The Boston Globe recently featured President Obama’s visit to a Jumpstart classroom in Washington, DC, to mark the Martin Luther King, Jr. Day of Service Monday. The First Family joined Jumpstart Corps members to assemble books for Jumpstart’s writing center. Each blank book serves as a canvas for children to explore the use of print and the meaning of words by writing and illustrating their own stories. In addition to the books, the First Family created notecards for a matching game used throughout Jumpstart’s school year program in which children pair the correct uppercase and lowercase letters in an effort to build alphabet knowledge. President Obama’s commitment to children’s literacy, education, and service was clearly demonstrated on the MLK Jr. Day of Service and it was an incredible honor to welcome the First Family into the Jumpstart family.
Read an except from the Boston Globe article below.

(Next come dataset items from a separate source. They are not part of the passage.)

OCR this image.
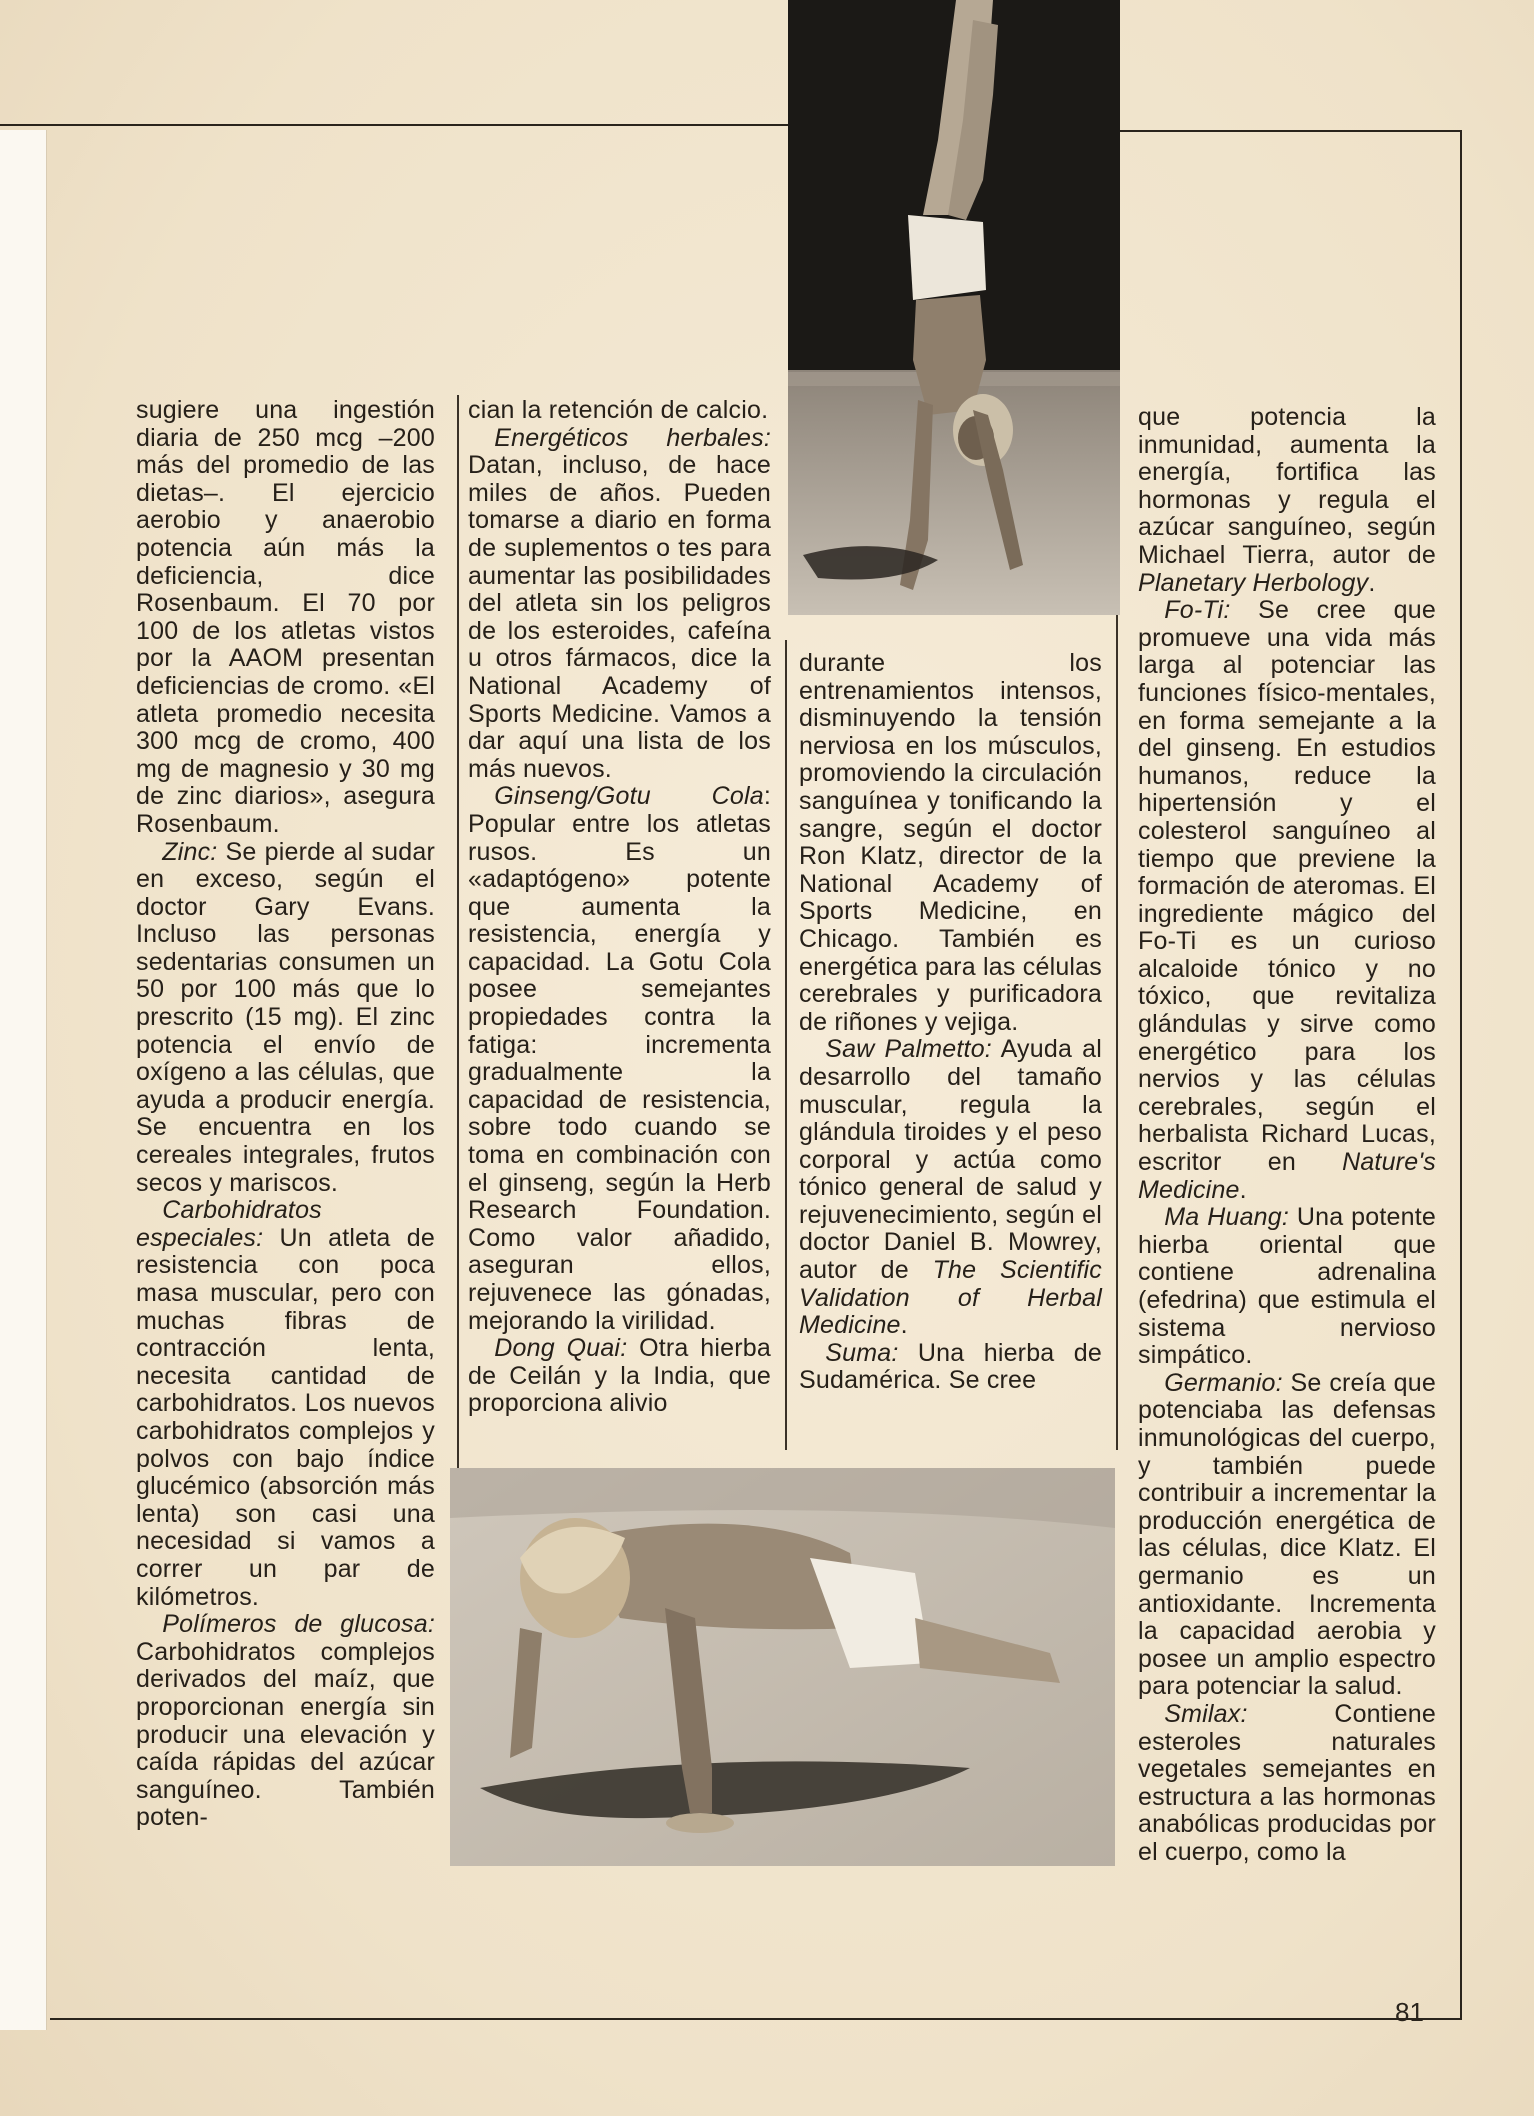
sugiere una ingestión diaria de 250 mcg –200 más del promedio de las dietas–. El ejercicio aerobio y anaerobio potencia aún más la deficiencia, dice Rosenbaum. El 70 por 100 de los atletas vistos por la AAOM presentan deficiencias de cromo. «El atleta promedio necesita 300 mcg de cromo, 400 mg de magnesio y 30 mg de zinc diarios», asegura Rosenbaum.

Zinc: Se pierde al sudar en exceso, según el doctor Gary Evans. Incluso las personas sedentarias consumen un 50 por 100 más que lo prescrito (15 mg). El zinc potencia el envío de oxígeno a las células, que ayuda a producir energía. Se encuentra en los cereales integrales, frutos secos y mariscos.

Carbohidratos especiales: Un atleta de resistencia con poca masa muscular, pero con muchas fibras de contracción lenta, necesita cantidad de carbohidratos. Los nuevos carbohidratos complejos y polvos con bajo índice glucémico (absorción más lenta) son casi una necesidad si vamos a correr un par de kilómetros.

Polímeros de glucosa: Carbohidratos complejos derivados del maíz, que proporcionan energía sin producir una elevación y caída rápidas del azúcar sanguíneo. También poten-

cian la retención de calcio.

Energéticos herbales: Datan, incluso, de hace miles de años. Pueden tomarse a diario en forma de suplementos o tes para aumentar las posibilidades del atleta sin los peligros de los esteroides, cafeína u otros fármacos, dice la National Academy of Sports Medicine. Vamos a dar aquí una lista de los más nuevos.

Ginseng/Gotu Cola: Popular entre los atletas rusos. Es un «adaptógeno» potente que aumenta la resistencia, energía y capacidad. La Gotu Cola posee semejantes propiedades contra la fatiga: incrementa gradualmente la capacidad de resistencia, sobre todo cuando se toma en combinación con el ginseng, según la Herb Research Foundation. Como valor añadido, aseguran ellos, rejuvenece las gónadas, mejorando la virilidad.

Dong Quai: Otra hierba de Ceilán y la India, que proporciona alivio

durante los entrenamientos intensos, disminuyendo la tensión nerviosa en los músculos, promoviendo la circulación sanguínea y tonificando la sangre, según el doctor Ron Klatz, director de la National Academy of Sports Medicine, en Chicago. También es energética para las células cerebrales y purificadora de riñones y vejiga.

Saw Palmetto: Ayuda al desarrollo del tamaño muscular, regula la glándula tiroides y el peso corporal y actúa como tónico general de salud y rejuvenecimiento, según el doctor Daniel B. Mowrey, autor de The Scientific Validation of Herbal Medicine.

Suma: Una hierba de Sudamérica. Se cree

que potencia la inmunidad, aumenta la energía, fortifica las hormonas y regula el azúcar sanguíneo, según Michael Tierra, autor de Planetary Herbology.

Fo-Ti: Se cree que promueve una vida más larga al potenciar las funciones físico-mentales, en forma semejante a la del ginseng. En estudios humanos, reduce la hipertensión y el colesterol sanguíneo al tiempo que previene la formación de ateromas. El ingrediente mágico del Fo-Ti es un curioso alcaloide tónico y no tóxico, que revitaliza glándulas y sirve como energético para los nervios y las células cerebrales, según el herbalista Richard Lucas, escritor en Nature's Medicine.

Ma Huang: Una potente hierba oriental que contiene adrenalina (efedrina) que estimula el sistema nervioso simpático.

Germanio: Se creía que potenciaba las defensas inmunológicas del cuerpo, y también puede contribuir a incrementar la producción energética de las células, dice Klatz. El germanio es un antioxidante. Incrementa la capacidad aerobia y posee un amplio espectro para potenciar la salud.

Smilax: Contiene esteroles naturales vegetales semejantes en estructura a las hormonas anabólicas producidas por el cuerpo, como la

81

Washington, DC, January 20, 2015 – During racially tense moments that have beset the nation recently, many Americans have longed for President Obama to display some of the passion and soaring rhetoric that made the Rev. Martin Luther King Jr., who would have turned 86 last week, a civil rights legend.
But the messages of restraint Obama has given in response to outcry over police violence are the same ones he has been dispensing for decades, echoes of thoughts he has had since he was a young community organizer in Chicago.
His central tenets: Don’t give in to anger and violence, work to improve not destroy the legal system, and accept that change will come and things are getting better, albeit more slowly than many would like.